Wonder if an artificial magnetic shield is possible, perhaps from orbital satellites? We already know how to generate magnetic fields, and solar power still functions enough in Mar's solar orbit to provide a virtually unlimited power source. Yes, this is pie-in-the-sky. Of course, one only really needs to shield areas inhabited by colonists, not the whole planet at once. Also, is there a possibility of creating a shield at the Sol-Mars L1 LaGrange point, deflecting solar particles there with a relatively small shield, allowing for the cone of the deflection to exceed Mars's diameter at Mars's orbit range? Like this:

     /
/
O==< M
\
\

O is the Sun, = is the radiation, < is the initial shield, / and \ the deflection path, M is Mars.

At the L1 location, the solar power levels would also be greater. Of course, the shield itself must have station-keeping capability to avoid being shoved aside by the continuous interaction with the solar radiation and the possibility of orbital disturbance by meteoroids, etc..

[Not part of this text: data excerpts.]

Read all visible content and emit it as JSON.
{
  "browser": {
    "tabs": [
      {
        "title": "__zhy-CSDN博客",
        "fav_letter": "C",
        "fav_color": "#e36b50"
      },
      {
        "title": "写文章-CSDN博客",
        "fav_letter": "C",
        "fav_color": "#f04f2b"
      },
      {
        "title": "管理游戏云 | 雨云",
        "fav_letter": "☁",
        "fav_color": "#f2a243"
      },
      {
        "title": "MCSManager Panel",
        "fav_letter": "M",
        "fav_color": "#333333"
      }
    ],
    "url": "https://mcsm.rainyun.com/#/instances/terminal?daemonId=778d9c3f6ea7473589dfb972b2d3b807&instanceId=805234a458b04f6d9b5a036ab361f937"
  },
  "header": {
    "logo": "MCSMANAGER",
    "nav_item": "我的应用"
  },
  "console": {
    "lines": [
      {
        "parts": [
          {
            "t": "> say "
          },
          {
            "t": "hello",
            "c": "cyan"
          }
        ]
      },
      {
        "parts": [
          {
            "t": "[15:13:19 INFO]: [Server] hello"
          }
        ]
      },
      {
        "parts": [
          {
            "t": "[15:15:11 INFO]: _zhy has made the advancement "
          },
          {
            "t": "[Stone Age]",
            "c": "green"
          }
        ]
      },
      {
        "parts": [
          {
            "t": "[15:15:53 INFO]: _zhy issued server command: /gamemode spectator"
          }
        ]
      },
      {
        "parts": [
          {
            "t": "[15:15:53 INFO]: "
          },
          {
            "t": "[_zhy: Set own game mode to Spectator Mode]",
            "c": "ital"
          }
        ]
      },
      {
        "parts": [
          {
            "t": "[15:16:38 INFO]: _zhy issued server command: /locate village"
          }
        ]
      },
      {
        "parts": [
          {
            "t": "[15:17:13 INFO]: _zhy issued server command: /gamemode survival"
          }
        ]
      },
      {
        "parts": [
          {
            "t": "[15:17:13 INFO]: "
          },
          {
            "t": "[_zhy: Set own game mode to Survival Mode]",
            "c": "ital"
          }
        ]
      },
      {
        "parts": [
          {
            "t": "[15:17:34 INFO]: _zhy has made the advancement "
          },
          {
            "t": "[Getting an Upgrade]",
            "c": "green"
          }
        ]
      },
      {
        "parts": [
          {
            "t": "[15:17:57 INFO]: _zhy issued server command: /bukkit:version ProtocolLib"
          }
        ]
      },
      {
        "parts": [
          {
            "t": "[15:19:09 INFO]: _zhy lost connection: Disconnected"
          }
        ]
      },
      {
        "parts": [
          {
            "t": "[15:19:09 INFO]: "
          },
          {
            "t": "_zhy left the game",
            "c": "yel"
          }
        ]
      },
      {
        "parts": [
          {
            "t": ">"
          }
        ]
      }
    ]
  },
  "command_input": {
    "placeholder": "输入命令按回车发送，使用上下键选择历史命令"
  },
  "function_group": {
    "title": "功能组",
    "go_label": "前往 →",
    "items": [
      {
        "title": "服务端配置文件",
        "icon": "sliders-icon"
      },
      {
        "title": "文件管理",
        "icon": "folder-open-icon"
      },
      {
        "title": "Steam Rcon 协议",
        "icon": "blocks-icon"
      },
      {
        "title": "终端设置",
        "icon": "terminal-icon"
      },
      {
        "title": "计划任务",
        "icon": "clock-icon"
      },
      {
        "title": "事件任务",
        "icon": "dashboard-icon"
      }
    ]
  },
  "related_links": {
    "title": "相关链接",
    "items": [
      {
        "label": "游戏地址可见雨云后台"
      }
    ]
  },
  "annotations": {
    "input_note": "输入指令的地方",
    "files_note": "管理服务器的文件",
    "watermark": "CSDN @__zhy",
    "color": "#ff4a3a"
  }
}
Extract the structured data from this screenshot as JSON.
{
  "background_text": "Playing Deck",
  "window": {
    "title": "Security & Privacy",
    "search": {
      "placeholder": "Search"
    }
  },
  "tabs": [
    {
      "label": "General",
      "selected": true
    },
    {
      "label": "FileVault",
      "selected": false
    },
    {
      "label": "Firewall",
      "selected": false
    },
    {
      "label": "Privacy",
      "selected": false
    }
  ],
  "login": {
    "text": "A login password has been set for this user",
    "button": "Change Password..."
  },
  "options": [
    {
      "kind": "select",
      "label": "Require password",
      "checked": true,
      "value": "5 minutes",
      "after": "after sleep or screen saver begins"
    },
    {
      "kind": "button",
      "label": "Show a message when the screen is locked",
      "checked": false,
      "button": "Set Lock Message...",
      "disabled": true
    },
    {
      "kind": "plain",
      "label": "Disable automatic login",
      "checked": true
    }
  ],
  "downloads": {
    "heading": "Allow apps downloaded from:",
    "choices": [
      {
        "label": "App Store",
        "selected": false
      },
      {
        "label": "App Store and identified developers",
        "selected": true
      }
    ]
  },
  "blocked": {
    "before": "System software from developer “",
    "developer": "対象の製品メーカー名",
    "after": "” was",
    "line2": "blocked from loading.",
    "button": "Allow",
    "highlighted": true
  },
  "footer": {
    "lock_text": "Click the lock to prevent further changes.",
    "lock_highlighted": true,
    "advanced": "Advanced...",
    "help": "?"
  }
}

Just some wild musing on the possibilities…

StarCruiser04 Aug 2018 9:21 a.m. PST

There's a baseline fault with Mars – .38 g of gravity. Earth has lost a LOT of air over it's 4-5 billions of existence and Mars has lost essentially all of it's air.

You can't hold that much air with such a small world's gravity. It just won't work – over the long haul.

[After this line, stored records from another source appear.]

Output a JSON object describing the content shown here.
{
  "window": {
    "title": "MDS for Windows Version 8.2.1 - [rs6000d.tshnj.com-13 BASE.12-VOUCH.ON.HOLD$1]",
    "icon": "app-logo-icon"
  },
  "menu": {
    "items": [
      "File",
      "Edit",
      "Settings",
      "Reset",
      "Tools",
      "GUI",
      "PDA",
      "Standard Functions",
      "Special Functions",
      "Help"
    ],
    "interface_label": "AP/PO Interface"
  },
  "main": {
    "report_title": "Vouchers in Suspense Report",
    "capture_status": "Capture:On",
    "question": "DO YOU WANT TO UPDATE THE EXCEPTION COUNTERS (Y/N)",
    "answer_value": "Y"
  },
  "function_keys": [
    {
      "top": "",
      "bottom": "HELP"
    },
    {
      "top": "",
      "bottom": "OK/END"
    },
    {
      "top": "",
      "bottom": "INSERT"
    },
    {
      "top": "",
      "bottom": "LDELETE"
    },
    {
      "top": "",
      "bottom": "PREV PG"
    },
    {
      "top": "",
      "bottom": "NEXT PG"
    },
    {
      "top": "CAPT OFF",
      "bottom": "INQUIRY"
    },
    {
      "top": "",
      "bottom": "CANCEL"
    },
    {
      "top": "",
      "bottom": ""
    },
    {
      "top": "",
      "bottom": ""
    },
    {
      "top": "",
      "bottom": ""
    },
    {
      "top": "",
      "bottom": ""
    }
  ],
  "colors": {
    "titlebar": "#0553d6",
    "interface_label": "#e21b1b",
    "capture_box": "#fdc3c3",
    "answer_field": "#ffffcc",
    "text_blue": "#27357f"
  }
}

Enclosed habitats? Those can work but, Mars it's going to be an Earth-like world unless you find someway to give it a stronger pull.

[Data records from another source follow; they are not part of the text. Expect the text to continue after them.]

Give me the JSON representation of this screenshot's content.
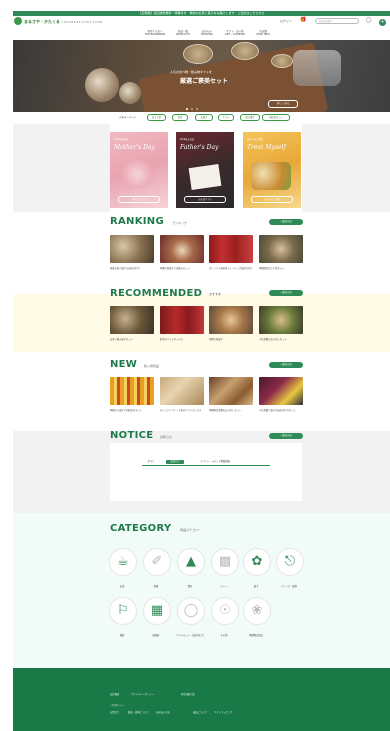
{
  "topbar": {
    "text": "【定期便】初回送料無料・特典付き　季節のお茶と菓子をお届けします　ご注文はこちらから"
  },
  "header": {
    "logo_text": "まるさや・かたくる",
    "logo_sub": "ＪＡＰＡＮＥＳＥ ＣＨＡＩ ＦＯＯＤ",
    "nav": [
      {
        "label": "初めての方へ\nFOR BEGINNERS"
      },
      {
        "label": "商品一覧\nPRODUCTS"
      },
      {
        "label": "読みもの\nREADING"
      },
      {
        "label": "ギフト・法人様\nGIFT・COMPANY"
      },
      {
        "label": "実店舗\nSHOP INFO"
      }
    ],
    "login": "ログイン",
    "search_placeholder": "商品を検索",
    "cart_count": "0"
  },
  "hero": {
    "line1": "人気の食べ物・飲み物ギフトを",
    "line2": "厳選ご褒美セット",
    "button": "詳しく見る"
  },
  "tags": {
    "label": "人気キーワード",
    "items": [
      "ほうじ茶",
      "紅茶",
      "お菓子",
      "ギフト",
      "焼き菓子",
      "和紅茶セット"
    ]
  },
  "promos": [
    {
      "sub": "5/12は母の日",
      "title": "Mother's Day",
      "button": "母の日ギフト"
    },
    {
      "sub": "6/16は父の日",
      "title": "Father's Day",
      "button": "父の日ギフト"
    },
    {
      "sub": "自分へのご褒美",
      "title": "Treat Myself",
      "button": "自分へのご褒美"
    }
  ],
  "ranking": {
    "title": "RANKING",
    "sub": "ランキング",
    "button": "一覧を見る",
    "items": [
      "国産お茶と菓子の詰め合わせ",
      "季節の和菓子と煎茶のセット",
      "オリジナル和紅茶ティーバッグ詰め合わせ",
      "季節限定ほうじ茶セット"
    ]
  },
  "recommended": {
    "title": "RECOMMENDED",
    "sub": "おすすめ",
    "button": "一覧を見る",
    "items": [
      "お茶と焼き菓子セット",
      "紅茶のギフトボックス",
      "季節の和菓子",
      "人気茶葉のおためしセット"
    ]
  },
  "new": {
    "title": "NEW",
    "sub": "新入荷商品",
    "button": "一覧を見る",
    "items": [
      "季節の干菓子と和紅茶のセット",
      "オリジナルブレンド茶のギフトボックス",
      "季節限定茶葉のおためしセット",
      "人気茶葉と菓子の詰め合わせセット"
    ]
  },
  "notice": {
    "title": "NOTICE",
    "sub": "お知らせ",
    "button": "一覧を見る",
    "tabs": [
      "すべて",
      "お知らせ",
      "イベント・メディア掲載情報"
    ]
  },
  "category": {
    "title": "CATEGORY",
    "sub": "商品カテゴリー",
    "items": [
      {
        "label": "お茶",
        "icon": "teacup-icon"
      },
      {
        "label": "茶器",
        "icon": "tea-ware-icon"
      },
      {
        "label": "食品",
        "icon": "food-icon"
      },
      {
        "label": "ティー",
        "icon": "tea-icon"
      },
      {
        "label": "菓子",
        "icon": "sweets-icon"
      },
      {
        "label": "ドリンク・飲料",
        "icon": "drink-icon"
      },
      {
        "label": "雑貨",
        "icon": "goods-icon"
      },
      {
        "label": "調味料",
        "icon": "seasoning-icon"
      },
      {
        "label": "ギフトセット・詰め合わせ",
        "icon": "gift-icon"
      },
      {
        "label": "その他",
        "icon": "other-icon"
      },
      {
        "label": "季節限定商品",
        "icon": "seasonal-icon"
      }
    ]
  },
  "footer": {
    "links1": [
      "会社概要",
      "プライバシーポリシー",
      "特定商取引法"
    ],
    "heading": "ご利用ガイド",
    "links2": [
      "お問合せ",
      "配送・送料について",
      "お支払い方法",
      "返品について",
      "ギフトラッピング"
    ]
  },
  "colors": {
    "brand": "#1e7a4a",
    "accent": "#2e8b57",
    "recommended_bg": "#fffbe6",
    "category_bg": "#f1fbf8"
  }
}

Dumping thousands of asteroids on it? Anything we do would take millennia to complete…

Lion in the Stars04 Aug 2018 1:00 p.m. PST

Define 'long haul'. If we're talking a thousand years to get to breathable-without-pressure-masks, and ten thousand years without maintenance to lose it again, that's not bad.

I think we're talking ~100 years to get the comets out of the Oort cloud/Kuiper Belt and onto Mars with current tech. Well, 1950s tech, actually. A nice nuclear-thermal rocket, NERVA style. Downside is that you're using the reactor to melt some of the comet and use that as reaction mass.

Not really sure how long after we started the comet drops before we got to a breathable atmosphere.

StarCruiser05 Aug 2018 7:48 a.m. PST

You also have to allow for the debris kicked up by dropping comets on Mars. It's not a clean, tidy process.

I have no idea how long it would take to get enough air to be breathable, or how long it would take for the dust to settle down (you don't want to be breathing that in).

It's always been an interesting idea to terraform Mars but, I rather doubt we will see it happen anytime soon.

Domed or underground habitats, yep – could be done right now. Given the political push and financing needed…

TheBeast Supporting Member of TMP06 Aug 2018 1:03 p.m. PST

Off the top of my head: How difficult would it be to park in solar orbit JUST outside Martian solar orbit, shatter, spread/'smear' out, and let Mars slowly catch up, and pull in?

Doug

Edit: Sorry, Dan, to follow the hijacking. Reddish and rocky, breathing without masks, usually.

Lion in the Stars06 Aug 2018 1:25 p.m. PST

Should I admit that I like the Tom Corbett, Space Cadet books interpretation of Mars?

Very sandy, but breathable air without pressure masks and surface water. Basically Barsoom without the Martians.